Je fis donc connaissance avec la mère de Nicolas.
Je fis donc connaissance avec la mère de
Nicolas. Très forte, cette femme, dont on devinait dès le premier regard
qu'elle devait avoir un caractère affirmé, me sembla d'emblée être
le portait type de la mère couveuse et possessive.
Elle
transpirait
à grosses gouttes mais n'avait pas l'air de vouloir retirer le gilet
qu'elle portait sur ce qui semblait être une blouse de travail, comme
celle
que portait ma grand-mère des années auparavant.
Elle embrassa Nicolas sans se préoccuper de moi.
"Maman, c'est Laurent, un collègue de travail. On peut le ramener chez lui avec son vélo ?"
Elle se tourna vers moi.
"Bien sûr. Où il habite le p'tit père ?"
Le
trajet était court, dix minutes tout au plus. Assis à l'arrière, je
tenais d'une main mon vélo couché dans le coffre pour ne pas qu'il
brinquebale dans tous les sens. J'avais faim et chaud.
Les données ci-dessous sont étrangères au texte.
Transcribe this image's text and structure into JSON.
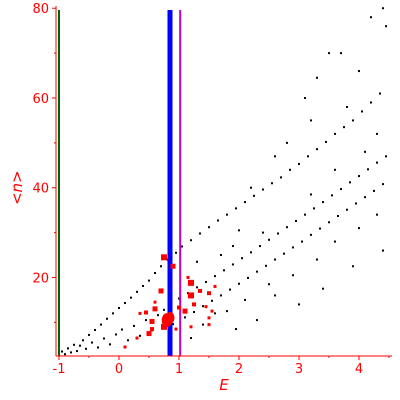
{
  "chart_data": {
    "type": "scatter",
    "xlabel": "E",
    "ylabel": "<n>",
    "xlim": [
      -1.05,
      4.55
    ],
    "ylim": [
      2.5,
      80.5
    ],
    "x_ticks": [
      "-1",
      "0",
      "1",
      "2",
      "3",
      "4"
    ],
    "y_ticks": [
      "20",
      "40",
      "60",
      "80"
    ],
    "colors": {
      "axis": "#ff0000",
      "points": "#000000",
      "highlight": "#ff0000",
      "line_green": "#006400",
      "line_blue": "#0000ff",
      "line_magenta": "#c000c0"
    },
    "vertical_lines": [
      {
        "x": -1.0,
        "color": "#006400",
        "width": 2
      },
      {
        "x": 0.85,
        "color": "#0000ff",
        "width": 5
      },
      {
        "x": 1.02,
        "color": "#c000c0",
        "width": 2
      }
    ],
    "series": [
      {
        "points": [
          [
            -1.0,
            2.8
          ],
          [
            -0.95,
            3.5
          ],
          [
            -0.9,
            2.9
          ],
          [
            -0.85,
            4.2
          ],
          [
            -0.8,
            3.3
          ],
          [
            -0.75,
            5.0
          ],
          [
            -0.7,
            3.6
          ],
          [
            -0.65,
            4.8
          ],
          [
            -0.6,
            6.0
          ],
          [
            -0.55,
            4.1
          ],
          [
            -0.5,
            7.2
          ],
          [
            -0.45,
            5.5
          ],
          [
            -0.4,
            8.3
          ],
          [
            -0.35,
            4.4
          ],
          [
            -0.3,
            9.5
          ],
          [
            -0.25,
            6.4
          ],
          [
            -0.2,
            10.8
          ],
          [
            -0.15,
            5.1
          ],
          [
            -0.1,
            12.0
          ],
          [
            -0.05,
            7.3
          ],
          [
            0.0,
            13.2
          ],
          [
            0.05,
            8.4
          ],
          [
            0.1,
            14.3
          ],
          [
            0.15,
            6.0
          ],
          [
            0.2,
            15.5
          ],
          [
            0.25,
            9.2
          ],
          [
            0.3,
            16.8
          ],
          [
            0.35,
            7.0
          ],
          [
            0.4,
            18.1
          ],
          [
            0.45,
            10.5
          ],
          [
            0.5,
            19.3
          ],
          [
            0.55,
            8.2
          ],
          [
            0.6,
            21.0
          ],
          [
            0.65,
            11.6
          ],
          [
            0.7,
            22.5
          ],
          [
            0.75,
            12.8
          ],
          [
            0.8,
            24.0
          ],
          [
            0.85,
            14.0
          ],
          [
            0.9,
            9.6
          ],
          [
            0.95,
            25.5
          ],
          [
            1.0,
            15.3
          ],
          [
            1.05,
            26.9
          ],
          [
            1.1,
            11.1
          ],
          [
            1.15,
            16.5
          ],
          [
            1.2,
            28.3
          ],
          [
            1.25,
            12.3
          ],
          [
            1.3,
            17.8
          ],
          [
            1.35,
            29.8
          ],
          [
            1.4,
            13.6
          ],
          [
            1.45,
            19.0
          ],
          [
            1.5,
            31.2
          ],
          [
            1.55,
            14.8
          ],
          [
            1.6,
            20.3
          ],
          [
            1.65,
            32.7
          ],
          [
            1.7,
            16.0
          ],
          [
            1.75,
            21.6
          ],
          [
            1.8,
            34.0
          ],
          [
            1.85,
            17.3
          ],
          [
            1.9,
            22.9
          ],
          [
            1.95,
            35.4
          ],
          [
            2.0,
            18.6
          ],
          [
            2.05,
            24.3
          ],
          [
            2.1,
            36.8
          ],
          [
            2.15,
            19.9
          ],
          [
            2.2,
            25.6
          ],
          [
            2.25,
            38.2
          ],
          [
            2.3,
            21.3
          ],
          [
            2.35,
            27.0
          ],
          [
            2.4,
            39.6
          ],
          [
            2.45,
            22.6
          ],
          [
            2.5,
            28.4
          ],
          [
            2.55,
            41.0
          ],
          [
            2.6,
            24.0
          ],
          [
            2.65,
            29.8
          ],
          [
            2.7,
            42.3
          ],
          [
            2.75,
            25.3
          ],
          [
            2.8,
            31.2
          ],
          [
            2.85,
            44.0
          ],
          [
            2.9,
            26.7
          ],
          [
            2.95,
            32.6
          ],
          [
            3.0,
            45.3
          ],
          [
            3.05,
            28.0
          ],
          [
            3.1,
            34.0
          ],
          [
            3.15,
            47.0
          ],
          [
            3.2,
            29.5
          ],
          [
            3.25,
            35.4
          ],
          [
            3.3,
            48.6
          ],
          [
            3.35,
            30.9
          ],
          [
            3.4,
            36.8
          ],
          [
            3.45,
            50.2
          ],
          [
            3.5,
            32.3
          ],
          [
            3.55,
            38.3
          ],
          [
            3.6,
            52.0
          ],
          [
            3.65,
            33.7
          ],
          [
            3.7,
            39.7
          ],
          [
            3.75,
            53.5
          ],
          [
            3.8,
            35.1
          ],
          [
            3.85,
            41.2
          ],
          [
            3.9,
            55.0
          ],
          [
            3.95,
            36.5
          ],
          [
            4.0,
            42.6
          ],
          [
            4.05,
            57.0
          ],
          [
            4.1,
            37.9
          ],
          [
            4.15,
            44.1
          ],
          [
            4.2,
            59.0
          ],
          [
            4.25,
            39.3
          ],
          [
            4.3,
            45.6
          ],
          [
            4.35,
            61.0
          ],
          [
            4.4,
            40.8
          ],
          [
            4.45,
            47.0
          ],
          [
            3.1,
            60.0
          ],
          [
            3.3,
            64.5
          ],
          [
            3.5,
            70.0
          ],
          [
            3.7,
            70.0
          ],
          [
            4.0,
            66.0
          ],
          [
            4.2,
            78.0
          ],
          [
            4.4,
            80.0
          ],
          [
            4.45,
            76.0
          ],
          [
            3.2,
            55.0
          ],
          [
            3.8,
            58.0
          ],
          [
            2.6,
            47.0
          ],
          [
            2.8,
            50.0
          ],
          [
            2.2,
            40.0
          ],
          [
            2.4,
            30.0
          ],
          [
            1.9,
            27.0
          ],
          [
            1.7,
            25.0
          ],
          [
            1.3,
            23.5
          ],
          [
            1.6,
            12.0
          ],
          [
            2.1,
            15.0
          ],
          [
            2.5,
            18.5
          ],
          [
            2.9,
            20.5
          ],
          [
            3.3,
            24.0
          ],
          [
            3.6,
            28.0
          ],
          [
            4.0,
            31.0
          ],
          [
            4.3,
            34.0
          ],
          [
            1.95,
            8.5
          ],
          [
            2.3,
            10.5
          ],
          [
            1.4,
            9.5
          ],
          [
            3.0,
            14.0
          ],
          [
            3.4,
            17.5
          ],
          [
            3.9,
            22.5
          ],
          [
            4.4,
            26.0
          ],
          [
            1.2,
            6.5
          ],
          [
            1.8,
            12.5
          ],
          [
            2.6,
            16.0
          ],
          [
            2.0,
            30.5
          ],
          [
            3.2,
            38.5
          ],
          [
            3.6,
            44.0
          ],
          [
            4.1,
            48.0
          ],
          [
            4.3,
            52.0
          ]
        ]
      },
      {
        "points": [
          [
            0.8,
            10.5
          ],
          [
            0.85,
            11.0
          ],
          [
            0.75,
            9.0
          ],
          [
            0.5,
            7.5
          ],
          [
            0.55,
            10.2
          ],
          [
            0.45,
            12.2
          ],
          [
            0.6,
            13.0
          ],
          [
            0.7,
            17.0
          ],
          [
            0.75,
            24.5
          ],
          [
            0.9,
            22.5
          ],
          [
            1.2,
            18.8
          ],
          [
            1.2,
            16.0
          ],
          [
            1.35,
            17.0
          ],
          [
            1.25,
            14.0
          ],
          [
            1.5,
            16.5
          ],
          [
            1.45,
            13.5
          ],
          [
            1.55,
            12.5
          ],
          [
            1.1,
            12.5
          ],
          [
            1.0,
            13.3
          ],
          [
            1.2,
            9.0
          ],
          [
            0.3,
            6.5
          ],
          [
            0.1,
            4.5
          ],
          [
            0.6,
            14.5
          ],
          [
            0.95,
            8.5
          ],
          [
            1.15,
            20.0
          ],
          [
            1.5,
            11.0
          ],
          [
            1.5,
            9.5
          ],
          [
            1.6,
            18.0
          ],
          [
            0.55,
            8.5
          ],
          [
            0.35,
            12.0
          ]
        ],
        "sizes": [
          14,
          12,
          6,
          5,
          5,
          4,
          5,
          5,
          6,
          5,
          6,
          6,
          4,
          4,
          4,
          3,
          3,
          5,
          4,
          3,
          3,
          3,
          3,
          3,
          3,
          3,
          3,
          3,
          4,
          3
        ]
      }
    ]
  }
}
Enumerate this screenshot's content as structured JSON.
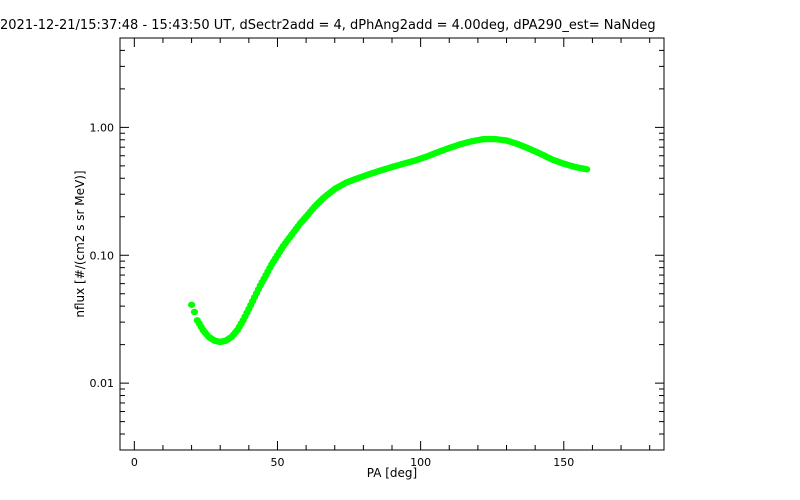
{
  "chart_data": {
    "type": "scatter",
    "title": "2021-12-21/15:37:48 - 15:43:50 UT, dSectr2add = 4, dPhAng2add = 4.00deg, dPA290_est=   NaNdeg",
    "xlabel": "PA [deg]",
    "ylabel": "nflux [#/(cm2 s sr MeV)]",
    "xlim": [
      -5,
      185
    ],
    "ylim": [
      0.003,
      5
    ],
    "yscale": "log",
    "grid": false,
    "x_ticks": [
      0,
      50,
      100,
      150
    ],
    "x_tick_labels": [
      "0",
      "50",
      "100",
      "150"
    ],
    "y_ticks": [
      0.01,
      0.1,
      1.0
    ],
    "y_tick_labels": [
      "0.01",
      "0.10",
      "1.00"
    ],
    "series_color": "#00ff00",
    "series": [
      {
        "x": [
          20,
          21,
          22,
          24,
          26,
          28,
          30,
          32,
          34,
          36,
          38,
          40,
          42,
          44,
          46,
          48,
          50,
          52,
          55,
          58,
          60,
          63,
          66,
          70,
          74,
          78,
          82,
          86,
          90,
          94,
          98,
          102,
          106,
          110,
          114,
          118,
          122,
          126,
          130,
          134,
          138,
          142,
          146,
          150,
          154,
          158
        ],
        "y": [
          0.041,
          0.036,
          0.031,
          0.026,
          0.023,
          0.0215,
          0.021,
          0.0215,
          0.023,
          0.026,
          0.031,
          0.038,
          0.047,
          0.058,
          0.07,
          0.085,
          0.1,
          0.118,
          0.145,
          0.178,
          0.2,
          0.24,
          0.28,
          0.33,
          0.37,
          0.4,
          0.43,
          0.46,
          0.49,
          0.52,
          0.55,
          0.59,
          0.64,
          0.69,
          0.74,
          0.78,
          0.81,
          0.81,
          0.79,
          0.74,
          0.68,
          0.62,
          0.56,
          0.52,
          0.49,
          0.47
        ]
      }
    ]
  }
}
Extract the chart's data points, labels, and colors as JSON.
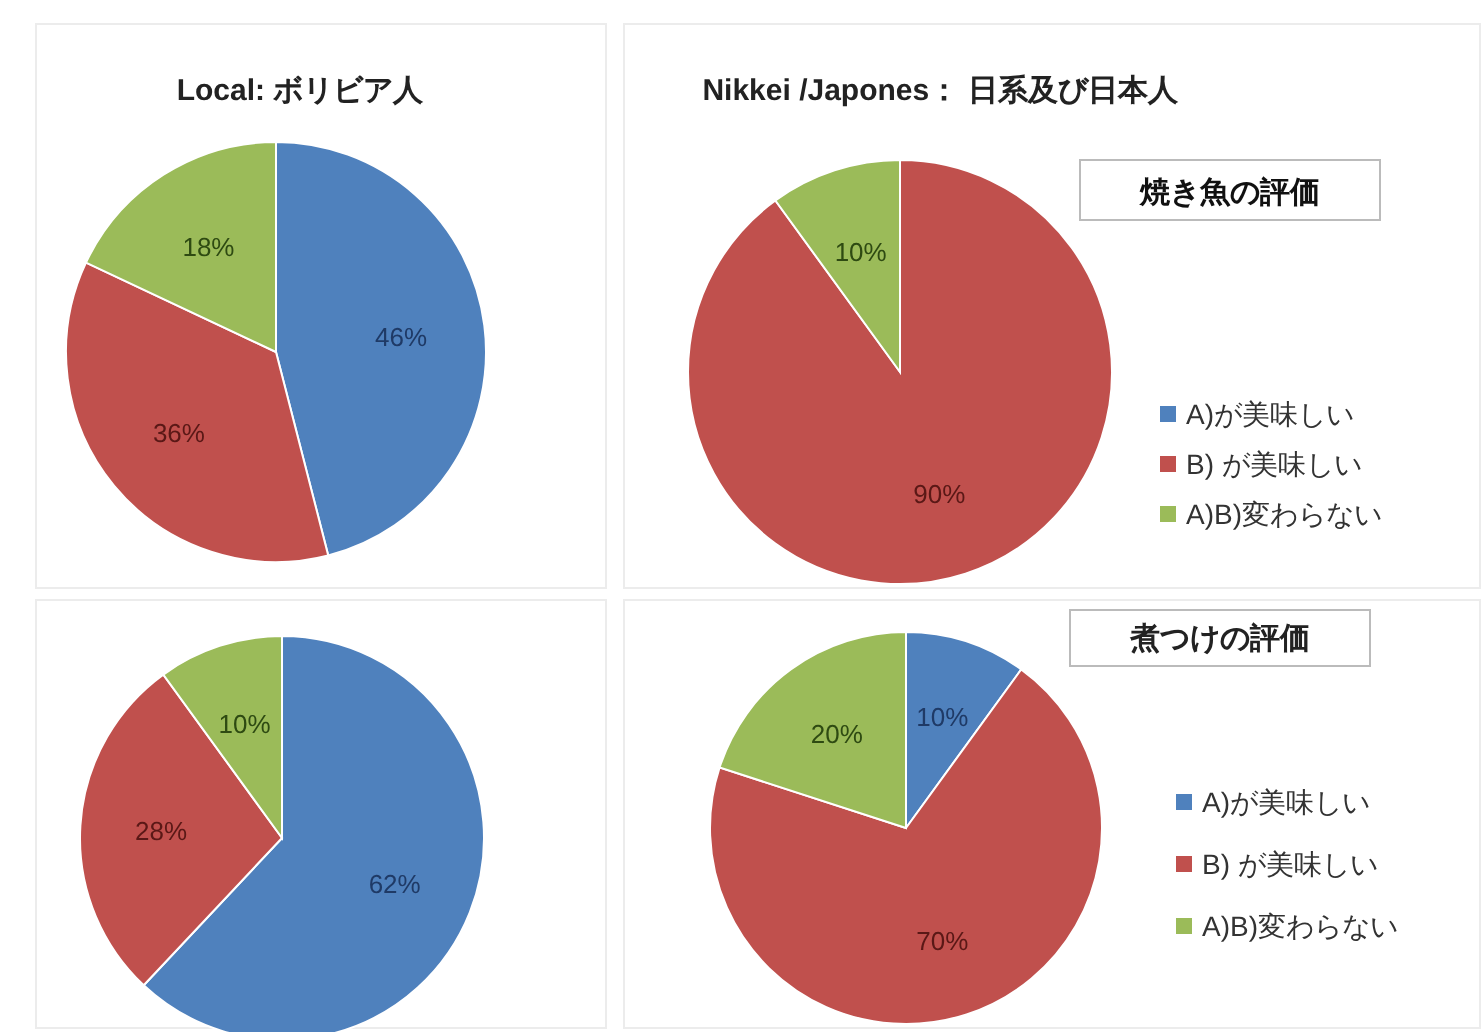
{
  "chart_data": [
    {
      "type": "pie",
      "title": "Local: ボリビア人",
      "categories": [
        null,
        null,
        null
      ],
      "values": [
        46,
        36,
        18
      ],
      "value_labels": [
        "46%",
        "36%",
        "18%"
      ],
      "colors": [
        "#4f81bd",
        "#c0504d",
        "#9bbb59"
      ]
    },
    {
      "type": "pie",
      "title": "Nikkei /Japones： 日系及び日本人",
      "subtitle": "焼き魚の評価",
      "categories": [
        "A)が美味しい",
        "B) が美味しい",
        "A)B)変わらない"
      ],
      "values": [
        0,
        90,
        10
      ],
      "value_labels": [
        null,
        "90%",
        "10%"
      ],
      "colors": [
        "#4f81bd",
        "#c0504d",
        "#9bbb59"
      ],
      "legend": "right"
    },
    {
      "type": "pie",
      "categories": [
        null,
        null,
        null
      ],
      "values": [
        62,
        28,
        10
      ],
      "value_labels": [
        "62%",
        "28%",
        "10%"
      ],
      "colors": [
        "#4f81bd",
        "#c0504d",
        "#9bbb59"
      ]
    },
    {
      "type": "pie",
      "title": "煮つけの評価",
      "categories": [
        "A)が美味しい",
        "B) が美味しい",
        "A)B)変わらない"
      ],
      "values": [
        10,
        70,
        20
      ],
      "value_labels": [
        "10%",
        "70%",
        "20%"
      ],
      "colors": [
        "#4f81bd",
        "#c0504d",
        "#9bbb59"
      ],
      "legend": "right"
    }
  ]
}
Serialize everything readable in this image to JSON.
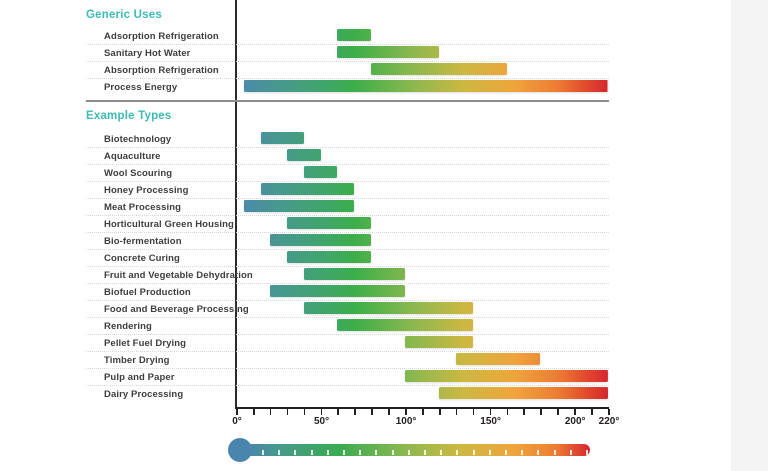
{
  "page": {
    "background": "#ffffff",
    "side_panel_color": "#f4f4f5"
  },
  "colors": {
    "header_teal": "#3cbcb4",
    "label": "#3e3e40",
    "axis": "#231f20",
    "dotted_divider": "#d7d7d7",
    "section_separator": "#8d8d8f",
    "thermometer_bulb": "#4a85ad"
  },
  "chart_data": {
    "type": "bar",
    "subtype": "horizontal-temperature-range-bars",
    "unit": "degrees",
    "tick_label_suffix": "°",
    "axis": {
      "min": 0,
      "max": 220,
      "major_ticks": [
        0,
        50,
        100,
        150,
        200,
        220
      ],
      "minor_tick_step": 10,
      "orientation": "horizontal-bottom"
    },
    "gradient_stops": [
      {
        "temp": 0,
        "color": "#4d87af"
      },
      {
        "temp": 25,
        "color": "#47988f"
      },
      {
        "temp": 55,
        "color": "#3fa767"
      },
      {
        "temp": 70,
        "color": "#3cae49"
      },
      {
        "temp": 105,
        "color": "#8cb84f"
      },
      {
        "temp": 135,
        "color": "#cdb841"
      },
      {
        "temp": 165,
        "color": "#f0a43c"
      },
      {
        "temp": 190,
        "color": "#ec7d33"
      },
      {
        "temp": 207,
        "color": "#e14b2c"
      },
      {
        "temp": 220,
        "color": "#d5272e"
      }
    ],
    "groups": [
      {
        "title": "Generic Uses",
        "items": [
          {
            "label": "Adsorption Refrigeration",
            "range": [
              60,
              80
            ]
          },
          {
            "label": "Sanitary Hot Water",
            "range": [
              60,
              120
            ]
          },
          {
            "label": "Absorption Refrigeration",
            "range": [
              80,
              160
            ]
          },
          {
            "label": "Process Energy",
            "range": [
              5,
              220
            ]
          }
        ]
      },
      {
        "title": "Example Types",
        "items": [
          {
            "label": "Biotechnology",
            "range": [
              15,
              40
            ]
          },
          {
            "label": "Aquaculture",
            "range": [
              30,
              50
            ]
          },
          {
            "label": "Wool Scouring",
            "range": [
              40,
              60
            ]
          },
          {
            "label": "Honey Processing",
            "range": [
              15,
              70
            ]
          },
          {
            "label": "Meat Processing",
            "range": [
              5,
              70
            ]
          },
          {
            "label": "Horticultural Green Housing",
            "range": [
              30,
              80
            ]
          },
          {
            "label": "Bio-fermentation",
            "range": [
              20,
              80
            ]
          },
          {
            "label": "Concrete Curing",
            "range": [
              30,
              80
            ]
          },
          {
            "label": "Fruit and Vegetable Dehydration",
            "range": [
              40,
              100
            ]
          },
          {
            "label": "Biofuel Production",
            "range": [
              20,
              100
            ]
          },
          {
            "label": "Food and Beverage Processing",
            "range": [
              40,
              140
            ]
          },
          {
            "label": "Rendering",
            "range": [
              60,
              140
            ]
          },
          {
            "label": "Pellet Fuel Drying",
            "range": [
              100,
              140
            ]
          },
          {
            "label": "Timber Drying",
            "range": [
              130,
              180
            ]
          },
          {
            "label": "Pulp and Paper",
            "range": [
              100,
              220
            ]
          },
          {
            "label": "Dairy Processing",
            "range": [
              120,
              220
            ]
          }
        ]
      }
    ],
    "legend_thermometer": {
      "bulb_color": "#4a85ad",
      "tick_count": 21,
      "gradient_stops": [
        {
          "pos": 0,
          "color": "#4a85ad"
        },
        {
          "pos": 8,
          "color": "#45988f"
        },
        {
          "pos": 27,
          "color": "#3bab51"
        },
        {
          "pos": 46,
          "color": "#8cb84f"
        },
        {
          "pos": 62,
          "color": "#cdb841"
        },
        {
          "pos": 78,
          "color": "#f0a43c"
        },
        {
          "pos": 90,
          "color": "#ec7d33"
        },
        {
          "pos": 100,
          "color": "#d5272e"
        }
      ]
    }
  }
}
Le sol de la
voiture était jonché de vieux papiers d'emballage et de miettes, et la
banquette était couverte de poils, probablement de chien ou de chat.
Devant moi, la nuque de Nicolas perlait de sueur. Personne ne parlait.
Arrivée
dans notre village, la voiture ralentit et la mère de Nicolas suivit
mes indications. Je fus surpris de voir que ma mère était déjà là, dans
la cour. Elle tourna les yeux au bruit du moteur. Nous stoppâmes devant
elle, et je perçus dans son regard une surprise certaine, mêlée à une
sorte de colère contenue que je ne saurais définir.
La mère de Nicolas se tourna vers moi.
"Y s'rait pas l'neveu d'Yvon des fois ?
- Si... pourquoi ? Vous le connaissez ?
- Tu parles si j'le connais ! Allez, terminus ! J'ai des bêtes à nourrir, moi !"
Je la remerciai vaguement, saluai Nicolas et descendis de voiture pour récupérer mon vélo dans le coffre.
Elle redémarra aussitôt et disparut à l'angle de la rue.
Ma mère était rentrée dans la maison.